Todos nós temos responsabilidade por nossa Casa Comum, ela envolve os governantes e toda a sociedade. Por meio desta Campanha da Fraternidade, as pessoas e comunidades são convidadas a se mobilizar, a partir dos locais em que vivem. São chamadas a tomar iniciativas em que se unam as Igrejas e as diversas expressões religiosas e todas as pessoas de boa vontade na promoção da justiça e do direito ao saneamento básico. O acesso à água potável e ao esgotamento sanitário é condição necessária para a superação da injustiça social e para a erradicação da pobreza e da fome, para a superação dos altos índices de mortalidade infantil e de doenças evitáveis, e para a sustentabilidade ambiental.

Na encíclica Laudato Si´, recordei que “o acesso à água potável e segura é um direito humano essencial, fundamental e universal, porque determina a sobrevivência das pessoas e, portanto, é condição para o exercício dos outros direitos humanos” (n.30) e que a grave dívida social para com os pobres é parcialmente saldada quando se desenvolvem programas para prover de água limpa e saneamento as populações mais pobres (cf. ibid.) E, numa perspectiva de ecologia integral, procurarei evidenciar o nexo que há entre a degradação ambiental e a degradação humana e social, alertando que “a deterioração do meio ambiente e da sociedade afetam de modo especial os mais frágeis do planeta” (n. 48).

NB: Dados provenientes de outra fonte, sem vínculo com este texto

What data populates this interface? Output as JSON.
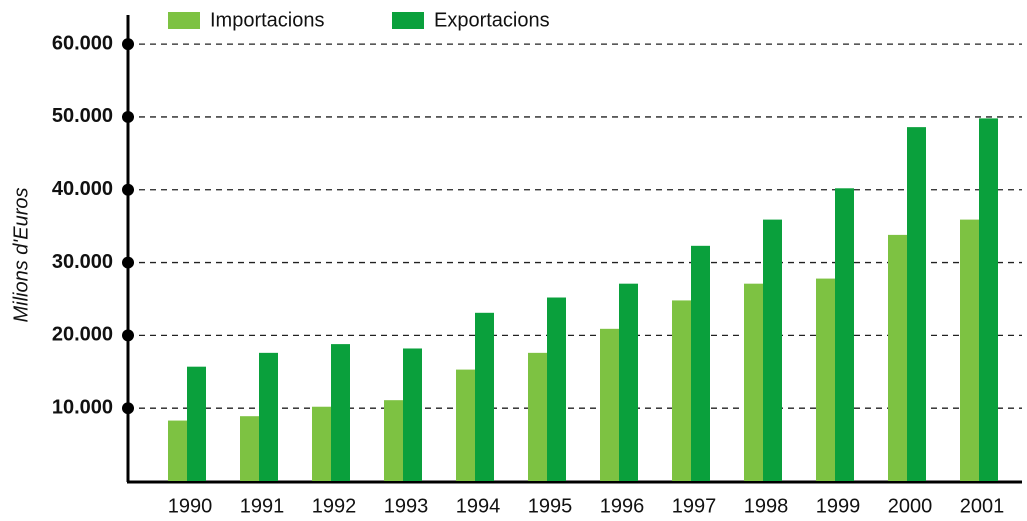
{
  "chart_data": {
    "type": "bar",
    "y_label": "Milions d'Euros",
    "categories": [
      "1990",
      "1991",
      "1992",
      "1993",
      "1994",
      "1995",
      "1996",
      "1997",
      "1998",
      "1999",
      "2000",
      "2001"
    ],
    "series": [
      {
        "name": "Importacions",
        "color": "#7dc242",
        "values": [
          8300,
          8900,
          10200,
          11100,
          15300,
          17600,
          20900,
          24800,
          27100,
          27800,
          33800,
          35900
        ]
      },
      {
        "name": "Exportacions",
        "color": "#0aa03c",
        "values": [
          15700,
          17600,
          18800,
          18200,
          23100,
          25200,
          27100,
          32300,
          35900,
          40200,
          48600,
          49800
        ]
      }
    ],
    "ylim": [
      0,
      64000
    ],
    "yticks": [
      {
        "value": 10000,
        "label": "10.000"
      },
      {
        "value": 20000,
        "label": "20.000"
      },
      {
        "value": 30000,
        "label": "30.000"
      },
      {
        "value": 40000,
        "label": "40.000"
      },
      {
        "value": 50000,
        "label": "50.000"
      },
      {
        "value": 60000,
        "label": "60.000"
      }
    ],
    "grid": true
  }
}
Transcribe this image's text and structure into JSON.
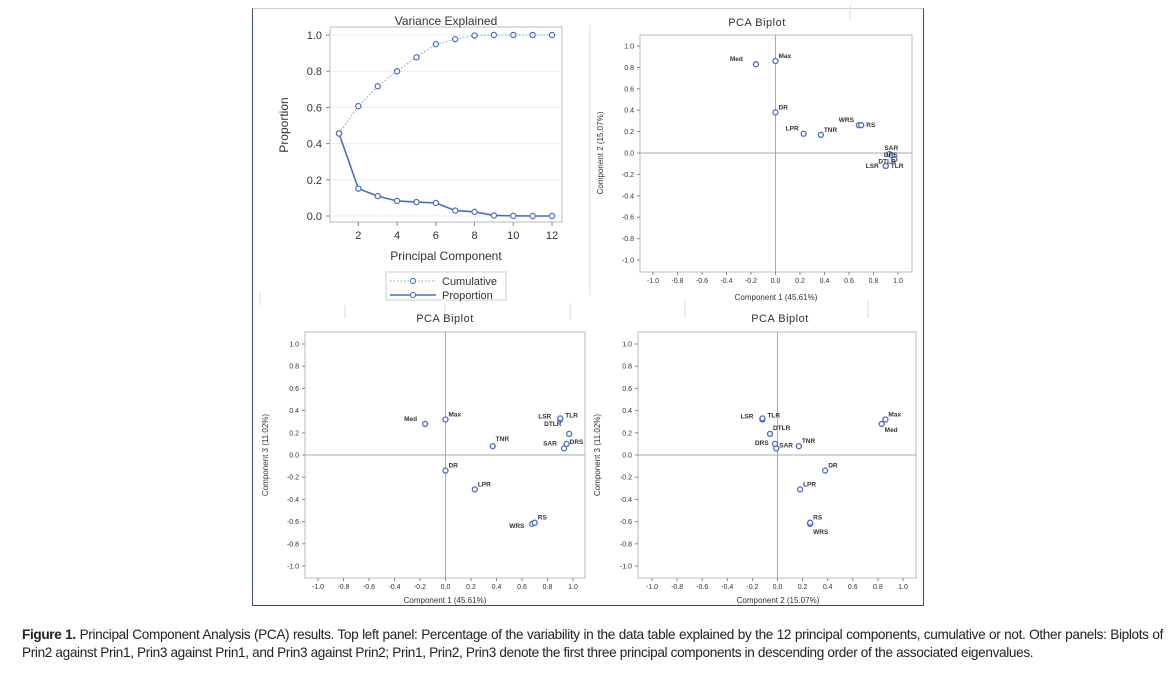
{
  "caption": {
    "label": "Figure 1.",
    "text": "Principal Component Analysis (PCA) results. Top left panel: Percentage of the variability in the data table explained by the 12 principal components, cumulative or not. Other panels: Biplots of Prin2 against Prin1, Prin3 against Prin1, and Prin3 against Prin2; Prin1, Prin2, Prin3 denote the first three principal components in descending order of the associated eigenvalues."
  },
  "chart_data": [
    {
      "type": "line",
      "title": "Variance Explained",
      "xlabel": "Principal Component",
      "ylabel": "Proportion",
      "x": [
        1,
        2,
        3,
        4,
        5,
        6,
        7,
        8,
        9,
        10,
        11,
        12
      ],
      "xticks": [
        2,
        4,
        6,
        8,
        10,
        12
      ],
      "yticks": [
        0.0,
        0.2,
        0.4,
        0.6,
        0.8,
        1.0
      ],
      "xlim": [
        1,
        12
      ],
      "ylim": [
        0,
        1
      ],
      "grid": true,
      "legend": "bottom",
      "series": [
        {
          "name": "Cumulative",
          "style": "dotted",
          "values": [
            0.456,
            0.607,
            0.717,
            0.8,
            0.877,
            0.949,
            0.977,
            0.997,
            1.0,
            1.0,
            1.0,
            1.0
          ]
        },
        {
          "name": "Proportion",
          "style": "solid",
          "values": [
            0.456,
            0.151,
            0.11,
            0.083,
            0.077,
            0.072,
            0.03,
            0.023,
            0.003,
            0.001,
            0.0,
            0.0
          ]
        }
      ],
      "color": "#4a6cc2"
    },
    {
      "type": "scatter",
      "title": "PCA Biplot",
      "xlabel": "Component 1 (45.61%)",
      "ylabel": "Component 2 (15.07%)",
      "xlim": [
        -1,
        1
      ],
      "ylim": [
        -1,
        1
      ],
      "ticks": [
        "-1.0",
        "-0.8",
        "-0.6",
        "-0.4",
        "-0.2",
        "0.0",
        "0.2",
        "0.4",
        "0.6",
        "0.8",
        "1.0"
      ],
      "points": [
        {
          "label": "Med",
          "x": -0.16,
          "y": 0.83
        },
        {
          "label": "Max",
          "x": 0.0,
          "y": 0.86
        },
        {
          "label": "DR",
          "x": 0.0,
          "y": 0.38
        },
        {
          "label": "LPR",
          "x": 0.23,
          "y": 0.18
        },
        {
          "label": "TNR",
          "x": 0.37,
          "y": 0.17
        },
        {
          "label": "WRS",
          "x": 0.68,
          "y": 0.26
        },
        {
          "label": "RS",
          "x": 0.7,
          "y": 0.26
        },
        {
          "label": "SAR",
          "x": 0.93,
          "y": -0.01
        },
        {
          "label": "DRS",
          "x": 0.95,
          "y": -0.02
        },
        {
          "label": "DTLR",
          "x": 0.97,
          "y": -0.06
        },
        {
          "label": "LSR",
          "x": 0.9,
          "y": -0.12
        },
        {
          "label": "TLR",
          "x": 0.9,
          "y": -0.12
        }
      ]
    },
    {
      "type": "scatter",
      "title": "PCA Biplot",
      "xlabel": "Component 1 (45.61%)",
      "ylabel": "Component 3 (11.02%)",
      "xlim": [
        -1,
        1
      ],
      "ylim": [
        -1,
        1
      ],
      "ticks": [
        "-1.0",
        "-0.8",
        "-0.6",
        "-0.4",
        "-0.2",
        "0.0",
        "0.2",
        "0.4",
        "0.6",
        "0.8",
        "1.0"
      ],
      "points": [
        {
          "label": "Med",
          "x": -0.16,
          "y": 0.28
        },
        {
          "label": "Max",
          "x": 0.0,
          "y": 0.32
        },
        {
          "label": "DR",
          "x": 0.0,
          "y": -0.14
        },
        {
          "label": "LPR",
          "x": 0.23,
          "y": -0.31
        },
        {
          "label": "TNR",
          "x": 0.37,
          "y": 0.08
        },
        {
          "label": "WRS",
          "x": 0.68,
          "y": -0.62
        },
        {
          "label": "RS",
          "x": 0.7,
          "y": -0.61
        },
        {
          "label": "SAR",
          "x": 0.93,
          "y": 0.06
        },
        {
          "label": "DRS",
          "x": 0.95,
          "y": 0.1
        },
        {
          "label": "DTLR",
          "x": 0.97,
          "y": 0.19
        },
        {
          "label": "LSR",
          "x": 0.9,
          "y": 0.32
        },
        {
          "label": "TLR",
          "x": 0.9,
          "y": 0.33
        }
      ]
    },
    {
      "type": "scatter",
      "title": "PCA Biplot",
      "xlabel": "Component 2 (15.07%)",
      "ylabel": "Component 3 (11.02%)",
      "xlim": [
        -1,
        1
      ],
      "ylim": [
        -1,
        1
      ],
      "ticks": [
        "-1.0",
        "-0.8",
        "-0.6",
        "-0.4",
        "-0.2",
        "0.0",
        "0.2",
        "0.4",
        "0.6",
        "0.8",
        "1.0"
      ],
      "points": [
        {
          "label": "Med",
          "x": 0.83,
          "y": 0.28
        },
        {
          "label": "Max",
          "x": 0.86,
          "y": 0.32
        },
        {
          "label": "DR",
          "x": 0.38,
          "y": -0.14
        },
        {
          "label": "LPR",
          "x": 0.18,
          "y": -0.31
        },
        {
          "label": "TNR",
          "x": 0.17,
          "y": 0.08
        },
        {
          "label": "WRS",
          "x": 0.26,
          "y": -0.62
        },
        {
          "label": "RS",
          "x": 0.26,
          "y": -0.61
        },
        {
          "label": "SAR",
          "x": -0.01,
          "y": 0.06
        },
        {
          "label": "DRS",
          "x": -0.02,
          "y": 0.1
        },
        {
          "label": "DTLR",
          "x": -0.06,
          "y": 0.19
        },
        {
          "label": "LSR",
          "x": -0.12,
          "y": 0.32
        },
        {
          "label": "TLR",
          "x": -0.12,
          "y": 0.33
        }
      ]
    }
  ]
}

Aprofundemos a cultura ecológica. Ela não pode se limitar a respostas parciais, como se os problemas estivessem isolados. Ela “deveria ser um olhar diferente, um pensamento, uma política, um programa educativo, um estilo de vida e uma espiritualidade que oponham resistência ao avanço do paradigma tecnocrático” (Laudato Si´, n. 111). Queridos irmãos e irmãs, insisto que o rico patrimônio da espiritualidade cristã pode dar uma magnífica contribuição para o esforço de renovar a humanidade. Eu os convido, principalmente durante esta Quaresma, motivados pela Campanha da Fraternidade Ecumênica, a redescobrir como nossa espiritualidade se aprofunda quando superamos “a tentação de ser cristãos, mantendo uma prudente distância das chagas do Senhor” e descobrimos que Jesus quer “que toquemos a carne sofredora dos outros” (Evangelii Gaudium, n. 270), dedicando-nos ao “cuidado generoso e cheio de ternura” (Laudato Si´, n. 220) de nossos irmãos e irmãs e de toda a criação.

Eu me uno a todos os cristãos do Brasil e os que, na Alemanha, se envolvem nessa Campanha da Fraternidade Ecumênica, pedindo a Deus: “ensinai-nos a descobrir o valor de cada coisa, a contemplar com encanto, a reconhecer que estamos profundamente unidos com todas as criaturas no nosso caminho para a vossa luz infinita. Obrigado porque estais conosco todos os dias. Sustentai-nos, por favor, na nossa luta pela justiça, o amor e paz (Laudato Si´, n. 246). Aproveito a ocasião para enviar a todos minhas cordiais saudações com votos de todo bem em Jesus Cristo, único Salvador da humanidade e pedindo que, por favor, não deixem de rezar por mim.